Viens Poupoule ! Viens !

Et le coq gaulois, plein de confiance, est sur le point d' aller à eux. Soit ! que l' amitié, que la concorde règnent entre nous et nos voisins. Concluons avec eux de bons traités qui peuvent améliorer notre situation commerciale et industrielle; tout cela sera pour le mieux. Sous réserve pourtant d' une toute petite condition, c' est que cette fois-là, la France généreuse et trop confiante ne fera pas un métier de dupe. Dame ! c' est que cela s' est déjà vu ! Et nous avons bien des motifs de nous méfier encore aujourd'hui de la " bonne foi britannique" , pour ne parler que de celle-là, et nous n' avons pas à remonter très loin dans nos souvenirs pour nous rappeler de quelle façon nos bons amis les Anglais, qui sont tout sourire quand ils ont besoin de nous, nous remercient de notre confiance et de notre bonne foi. On nous affirme que les entrevues du président Loubet avec Édouard VII et le roi Victor-Emmanuel doivent aboutir à la consolidation de la paix universelle. Tant mieux !

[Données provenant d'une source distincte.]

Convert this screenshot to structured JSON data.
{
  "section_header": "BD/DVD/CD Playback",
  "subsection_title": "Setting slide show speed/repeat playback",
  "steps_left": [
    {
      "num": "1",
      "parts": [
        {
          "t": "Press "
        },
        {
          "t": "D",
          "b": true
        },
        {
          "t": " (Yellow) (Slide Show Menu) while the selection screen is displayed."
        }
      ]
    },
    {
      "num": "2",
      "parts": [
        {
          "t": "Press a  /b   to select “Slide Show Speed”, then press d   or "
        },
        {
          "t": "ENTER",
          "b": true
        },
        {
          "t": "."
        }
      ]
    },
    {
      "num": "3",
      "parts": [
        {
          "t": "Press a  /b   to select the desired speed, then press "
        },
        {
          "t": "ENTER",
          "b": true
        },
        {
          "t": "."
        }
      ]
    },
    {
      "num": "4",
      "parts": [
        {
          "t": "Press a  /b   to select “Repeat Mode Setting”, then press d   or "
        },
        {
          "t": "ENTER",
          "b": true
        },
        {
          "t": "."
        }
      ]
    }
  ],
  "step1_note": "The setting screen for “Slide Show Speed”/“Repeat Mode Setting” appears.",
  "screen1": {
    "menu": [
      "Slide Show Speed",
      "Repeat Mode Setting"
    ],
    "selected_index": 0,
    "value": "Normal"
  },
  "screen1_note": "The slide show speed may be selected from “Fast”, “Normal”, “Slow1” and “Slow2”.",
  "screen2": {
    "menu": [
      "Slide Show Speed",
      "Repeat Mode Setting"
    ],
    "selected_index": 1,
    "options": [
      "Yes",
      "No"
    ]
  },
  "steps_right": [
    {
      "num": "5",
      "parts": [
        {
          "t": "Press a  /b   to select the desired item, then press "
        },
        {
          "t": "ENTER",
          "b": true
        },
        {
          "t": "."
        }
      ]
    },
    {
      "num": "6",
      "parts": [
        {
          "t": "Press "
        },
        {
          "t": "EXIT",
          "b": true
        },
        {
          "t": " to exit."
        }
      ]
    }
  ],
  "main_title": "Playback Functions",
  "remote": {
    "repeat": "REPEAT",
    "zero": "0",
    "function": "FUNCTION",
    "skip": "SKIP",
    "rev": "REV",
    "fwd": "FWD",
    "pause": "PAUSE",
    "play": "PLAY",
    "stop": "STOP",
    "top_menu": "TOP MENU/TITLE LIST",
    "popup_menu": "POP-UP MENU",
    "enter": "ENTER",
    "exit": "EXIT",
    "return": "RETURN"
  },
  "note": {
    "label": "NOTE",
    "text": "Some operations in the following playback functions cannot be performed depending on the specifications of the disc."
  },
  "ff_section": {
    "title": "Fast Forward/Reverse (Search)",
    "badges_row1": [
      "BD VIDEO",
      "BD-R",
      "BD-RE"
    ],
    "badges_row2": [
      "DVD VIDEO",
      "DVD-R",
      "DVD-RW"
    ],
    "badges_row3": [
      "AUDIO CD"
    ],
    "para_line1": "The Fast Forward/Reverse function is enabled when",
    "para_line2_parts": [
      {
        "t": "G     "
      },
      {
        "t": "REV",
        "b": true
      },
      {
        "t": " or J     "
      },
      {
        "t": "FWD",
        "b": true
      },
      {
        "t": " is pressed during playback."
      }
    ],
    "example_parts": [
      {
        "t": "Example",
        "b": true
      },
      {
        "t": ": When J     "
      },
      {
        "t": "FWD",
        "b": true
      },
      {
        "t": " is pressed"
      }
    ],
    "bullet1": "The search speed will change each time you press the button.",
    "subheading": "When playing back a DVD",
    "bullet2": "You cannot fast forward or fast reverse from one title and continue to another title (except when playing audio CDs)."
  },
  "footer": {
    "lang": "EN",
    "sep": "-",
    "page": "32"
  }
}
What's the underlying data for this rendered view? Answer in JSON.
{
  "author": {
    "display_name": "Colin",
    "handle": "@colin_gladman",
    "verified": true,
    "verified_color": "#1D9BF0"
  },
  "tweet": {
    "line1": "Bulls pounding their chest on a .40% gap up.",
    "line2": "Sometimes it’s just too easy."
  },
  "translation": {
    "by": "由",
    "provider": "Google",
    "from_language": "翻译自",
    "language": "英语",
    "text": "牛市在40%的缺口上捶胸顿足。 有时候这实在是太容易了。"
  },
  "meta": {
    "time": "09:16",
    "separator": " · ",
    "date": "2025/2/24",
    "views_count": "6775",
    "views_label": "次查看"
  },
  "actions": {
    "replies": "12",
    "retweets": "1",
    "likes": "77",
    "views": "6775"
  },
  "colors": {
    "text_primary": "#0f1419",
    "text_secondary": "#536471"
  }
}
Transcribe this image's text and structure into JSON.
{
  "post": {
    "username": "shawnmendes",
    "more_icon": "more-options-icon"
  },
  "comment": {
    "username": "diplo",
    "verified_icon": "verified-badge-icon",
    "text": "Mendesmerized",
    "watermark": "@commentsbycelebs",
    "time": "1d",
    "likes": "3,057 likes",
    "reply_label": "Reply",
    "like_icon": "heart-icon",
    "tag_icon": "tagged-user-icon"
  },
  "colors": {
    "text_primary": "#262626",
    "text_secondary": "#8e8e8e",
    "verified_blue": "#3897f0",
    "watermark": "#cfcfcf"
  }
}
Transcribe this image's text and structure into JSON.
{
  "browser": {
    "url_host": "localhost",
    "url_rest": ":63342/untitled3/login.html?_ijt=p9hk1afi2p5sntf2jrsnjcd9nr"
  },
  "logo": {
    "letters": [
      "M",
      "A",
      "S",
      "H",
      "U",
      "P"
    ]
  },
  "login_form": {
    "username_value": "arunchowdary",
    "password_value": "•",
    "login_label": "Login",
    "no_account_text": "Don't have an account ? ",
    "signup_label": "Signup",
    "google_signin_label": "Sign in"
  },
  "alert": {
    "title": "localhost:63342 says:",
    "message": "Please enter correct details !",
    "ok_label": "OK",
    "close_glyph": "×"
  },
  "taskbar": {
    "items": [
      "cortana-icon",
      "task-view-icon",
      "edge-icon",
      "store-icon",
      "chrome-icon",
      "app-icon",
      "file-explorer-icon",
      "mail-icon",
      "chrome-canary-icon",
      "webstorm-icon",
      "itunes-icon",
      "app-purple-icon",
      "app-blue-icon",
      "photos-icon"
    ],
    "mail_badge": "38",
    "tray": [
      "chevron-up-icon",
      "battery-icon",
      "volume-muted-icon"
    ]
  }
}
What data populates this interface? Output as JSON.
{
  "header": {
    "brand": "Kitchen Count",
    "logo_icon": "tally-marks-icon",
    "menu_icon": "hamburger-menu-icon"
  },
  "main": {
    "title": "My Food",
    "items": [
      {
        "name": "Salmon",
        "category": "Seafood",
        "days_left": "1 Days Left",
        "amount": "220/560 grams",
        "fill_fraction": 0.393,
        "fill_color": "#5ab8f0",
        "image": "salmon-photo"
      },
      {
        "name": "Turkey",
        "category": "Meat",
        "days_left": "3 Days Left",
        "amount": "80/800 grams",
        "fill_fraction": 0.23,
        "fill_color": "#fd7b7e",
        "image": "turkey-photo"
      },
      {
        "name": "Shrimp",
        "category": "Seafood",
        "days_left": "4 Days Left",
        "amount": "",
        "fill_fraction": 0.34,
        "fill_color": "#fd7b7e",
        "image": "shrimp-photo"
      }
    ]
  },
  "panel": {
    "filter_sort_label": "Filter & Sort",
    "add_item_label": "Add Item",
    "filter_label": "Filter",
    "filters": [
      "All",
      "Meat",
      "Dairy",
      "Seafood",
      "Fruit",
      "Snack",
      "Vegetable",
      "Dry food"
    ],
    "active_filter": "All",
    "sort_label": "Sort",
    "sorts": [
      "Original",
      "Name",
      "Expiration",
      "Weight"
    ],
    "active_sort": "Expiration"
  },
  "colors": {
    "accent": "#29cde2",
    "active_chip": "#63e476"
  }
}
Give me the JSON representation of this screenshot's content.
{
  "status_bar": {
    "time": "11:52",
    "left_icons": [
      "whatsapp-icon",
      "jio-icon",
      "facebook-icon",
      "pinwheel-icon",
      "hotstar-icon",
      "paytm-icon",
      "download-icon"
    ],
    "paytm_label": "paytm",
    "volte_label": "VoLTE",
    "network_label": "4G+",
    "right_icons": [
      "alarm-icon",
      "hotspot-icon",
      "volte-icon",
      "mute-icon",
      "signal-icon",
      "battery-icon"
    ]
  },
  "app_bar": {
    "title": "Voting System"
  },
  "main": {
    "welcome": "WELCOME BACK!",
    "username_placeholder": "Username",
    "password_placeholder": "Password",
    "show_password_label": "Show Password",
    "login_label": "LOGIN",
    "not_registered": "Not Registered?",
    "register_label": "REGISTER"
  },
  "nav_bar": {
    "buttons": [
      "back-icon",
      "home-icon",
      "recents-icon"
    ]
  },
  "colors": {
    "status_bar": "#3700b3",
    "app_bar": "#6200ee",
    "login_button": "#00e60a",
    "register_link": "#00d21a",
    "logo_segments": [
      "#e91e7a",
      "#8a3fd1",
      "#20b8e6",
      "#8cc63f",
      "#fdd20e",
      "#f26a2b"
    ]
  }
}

Mais il ne servirait de rien, dictons-le-nous bien, de nouer des relations utiles avec nos voisins, de former des alliances rassurante, de constituer en face de l' Allemagne envahissante et belliqueuse un redoutable groupement, si nous n' apportons à cette coalition la forme offensive sur laquelle elle serait en droit de compter.